Now that you have this piece from me, what I'm wondering is - why are you so set on insisting that you AREN'T gay? Have you ever found yourself wanting to experiment? Is it because of your religious affiliation? I can understand that's extremely conflicting (I was raised conservatively) for your beliefs. I'm not saying you are - but if you ARE gay, then so be it. If you are, you can't change it. You can't "pray away the gay" or any other nonsense like that. I'd recommend going to a therapist that cuts god out of the equation. I'm not knocking this person's degrees or experiences, but I've heard too many horror stories of people (especially youth that are questioning their sexuality) going to religiously-affiliated therapists and ending up worse off than they were before.

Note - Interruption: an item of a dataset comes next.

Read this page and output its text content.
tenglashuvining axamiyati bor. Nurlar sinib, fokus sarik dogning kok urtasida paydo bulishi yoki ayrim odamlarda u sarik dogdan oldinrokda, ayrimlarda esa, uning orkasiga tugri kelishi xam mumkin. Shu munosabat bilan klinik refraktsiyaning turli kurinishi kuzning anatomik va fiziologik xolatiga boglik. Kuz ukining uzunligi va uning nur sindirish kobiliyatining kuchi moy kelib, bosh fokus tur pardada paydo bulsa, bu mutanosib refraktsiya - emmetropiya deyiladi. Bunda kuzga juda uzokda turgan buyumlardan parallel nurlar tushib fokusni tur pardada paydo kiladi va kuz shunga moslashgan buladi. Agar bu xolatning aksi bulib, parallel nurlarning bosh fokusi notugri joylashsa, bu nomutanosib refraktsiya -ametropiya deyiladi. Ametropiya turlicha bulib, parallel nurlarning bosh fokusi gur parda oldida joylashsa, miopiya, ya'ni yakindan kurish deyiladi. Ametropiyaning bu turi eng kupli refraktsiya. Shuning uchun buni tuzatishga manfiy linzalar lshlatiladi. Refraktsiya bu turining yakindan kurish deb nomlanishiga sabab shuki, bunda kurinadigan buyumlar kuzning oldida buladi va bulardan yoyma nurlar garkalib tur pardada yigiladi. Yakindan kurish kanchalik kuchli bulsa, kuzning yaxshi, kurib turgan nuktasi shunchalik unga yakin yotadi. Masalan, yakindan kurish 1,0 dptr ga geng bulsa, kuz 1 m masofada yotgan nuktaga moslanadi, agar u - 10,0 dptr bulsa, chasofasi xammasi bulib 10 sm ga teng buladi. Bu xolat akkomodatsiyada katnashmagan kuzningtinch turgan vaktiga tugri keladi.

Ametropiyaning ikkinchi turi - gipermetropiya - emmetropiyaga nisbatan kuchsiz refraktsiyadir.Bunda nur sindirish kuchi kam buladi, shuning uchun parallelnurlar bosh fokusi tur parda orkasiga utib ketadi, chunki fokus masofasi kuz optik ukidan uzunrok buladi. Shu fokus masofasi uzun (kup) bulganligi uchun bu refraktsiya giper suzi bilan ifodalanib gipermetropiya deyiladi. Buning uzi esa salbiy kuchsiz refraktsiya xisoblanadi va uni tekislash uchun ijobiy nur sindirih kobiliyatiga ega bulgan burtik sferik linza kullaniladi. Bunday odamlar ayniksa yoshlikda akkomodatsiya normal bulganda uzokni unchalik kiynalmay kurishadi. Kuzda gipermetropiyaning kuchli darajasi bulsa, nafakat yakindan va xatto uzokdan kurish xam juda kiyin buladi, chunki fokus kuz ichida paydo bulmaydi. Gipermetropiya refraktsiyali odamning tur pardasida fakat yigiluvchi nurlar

There's nothing wrong with you, I think you're just feeling very conflicted because you've found somebody you have a real connection with. Don't rush anything and try to get other outside opinions. I hope this helps, best of luck.

talaniman
Sep 23, 2012, 01:23 PM
Relax guy and be grateful for the gift of friendship you have and cherish it. No need to complicate things with guilt or confusion,or getting carried away by your own feelings.

We all need a friend, whether we are gay straight or bi, or whether they are gay straight or bi. You have one, so respect them, and enjoy having them in your life.

hernandoramirez
Sep 23, 2012, 01:58 PM
Thank you guys for your kind words and opinions, I keep thinking about this situation and honestly I am scared. I don't know why, but I am. I have a very strong personality, I can take every challenge even if its going to hurt me, but this guy is very week and if I hurt him, that will break his heart completely. That is why I want to keep a distance and have this border between us. If I tell him about my feelings, I will basically give him a hope, but as you read from my story I can't change my orientation. You think I should just keep it myself until I figure out what that really is?